Hi Coenel, I envy you! Wish I could explore that rugged coastline some day (Hubby and I love the Tsitsikamma region):
Pistol-Pete had this advice (uhm, ten years ago...):
Having done the trail 7 times (1st one at the age of 5!) I can hopefully give you a few pointers when planning for it.
Accommodation on each night is in two log cabins with 6 beds (1 inch mattress), so just the old sleeping bag will do - no mattress. Rubbish bins, fire wood, braai areas and grids are provided at each hut, making a braai a good idea for the first night. Vacuum packed meat seems to last quite some time and can be taken for nights 2 and 3.
Crossing the Bloukrans River (Day 4) should only be attempted at low tide, so check the tide table for that day - waking up at 3 in the morning to make the low tide is sometimes necessary! Rain can be quite frequent, and can pose problems for crossings of the Bloukrans (Day 4), Lottering (Day 3). On one occasion we had to swim the Haartenbos (Day 3) and even Natures Valley! (Day 5). Take a survival bag to float the old rucksack through difficult sections, should you be caught. Be very aware of currents at the mouths of these rivers. Also don't hesitate to use the numerous escape routes marked on the map should the crossing appear to be dangerous in any way. Check that all the people on the hike can swim - we have been caught out like this before! Watch out for the accent up to the plateau about 7 km into day 4.
There is evidence of people missing the path and continuing along the coast to the mouth of the Bloukrans. Fill up the water bottle at the last water point before the overnight hut. There are asbestos rain water tanks, but these are often dry especially in the dry months. Try to use water sparingly from these tanks, as the next group of hikers will appreciate your consideration. Candles seem to be a good idea for night time in the huts, just clean up any mess they make. The otter is a very shy little guy and if you see one, consider yourself lucky.
Bottle nosed dolphins are a common sight and often come in close to the shore and play in the surf - look out for them at Oakhurst hut. The Knysna Loerie can quite often be seen jumping about in the upper forest canopy, and are full of character. Do not rush to get to the next hut, as you will end up missing a lot along the way. Take time to explore river mouths, swim etc.

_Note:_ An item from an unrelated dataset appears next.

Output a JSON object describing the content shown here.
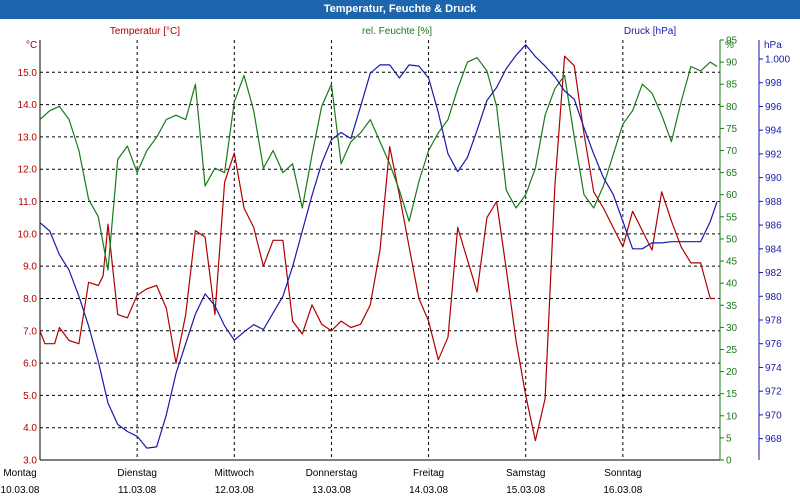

Before and after the trail, Forest huts are available at Storms River Mouth and at Vasselot and accommodate two, with bedding and braai facilities - communal camping ablutions. They are good value for money and are very welcome to the tired and weary hiker. Book them through the National Parks Board. The restaurant at Storms River Mouth used to be excellent for a slap-up dinner, but we have found that recently the food and the service is appalling and you would be better off braaiing.
THE FOLLOWING IS A GENERAL GUIDE AS TO WHAT YOU SHOULD PACK... YOUR PACK SHOULD WEIGH A MAXIMUM OF 1/4 OF YOUR BODY WEIGHT, SO TRY TO PACK AS LIGHTLY AS POSSIBLE!.
- sleeping bag
- pillow slip (to make a reasonable pillow using clothes as stuffing)
- survival bag (cape union mart)
- good, comfortable pair of boots or running shoes if you don't like boots
- waterproof Anorak
- warm top
- tracksuit bottom
- 3 x T-shirts (1 for evenings)
- 3 x shorts (1 for evenings)
- light running shoes/slops for evenings
- hat - sun cream
- 1 box matches/lighter
- sense of humour.
- small biodegradable soap
- little tube of toothpaste
- 1 roll loo paper
- whatever blows your hair back (no hair dryers)
- hand towel .
- Game isotonic powder drink: try 1 litre at least per day
- dried sausage
- peanuts, raisins
- super C's
- Provita/Ryvita, sliced bread
- margarine (in a well sealed small Tupperware container as this stuff leaks when molten)
- Sardines, mussels, potted meat spread
- chips, although they take up a lot of room and are liable to get squashed. Try Pringles
- fruit, not too much as it is heavy
- two minute noodles (emergency rations, also good bachelor food at home)
Really up to you - flask of whisky/brandy whatever. They still have to invent dehydrated beer
- water bottle 1 - 2 litres
- plate (plastic preferably, as it is light and doubles as a frisby if bored and still full of energy)
- pen knifes come in handy, especially when opening beers at the end of the trail
- fork, spoon
- 1 candle
- a light torch with new batteries
- gas stove
- 2 gas bombs per hut
- First Aid kit
WHAT IS AT THE HUTS?
- 2 x wooden huts (they aren't heated like some of our local jails)
- balcony, braai area in front
- bunks with about a 1 inch mattress
- wood is supplied in reasonable quantities at the huts for general fire dancing and cooking purposes
Good luck and I hope this helps you.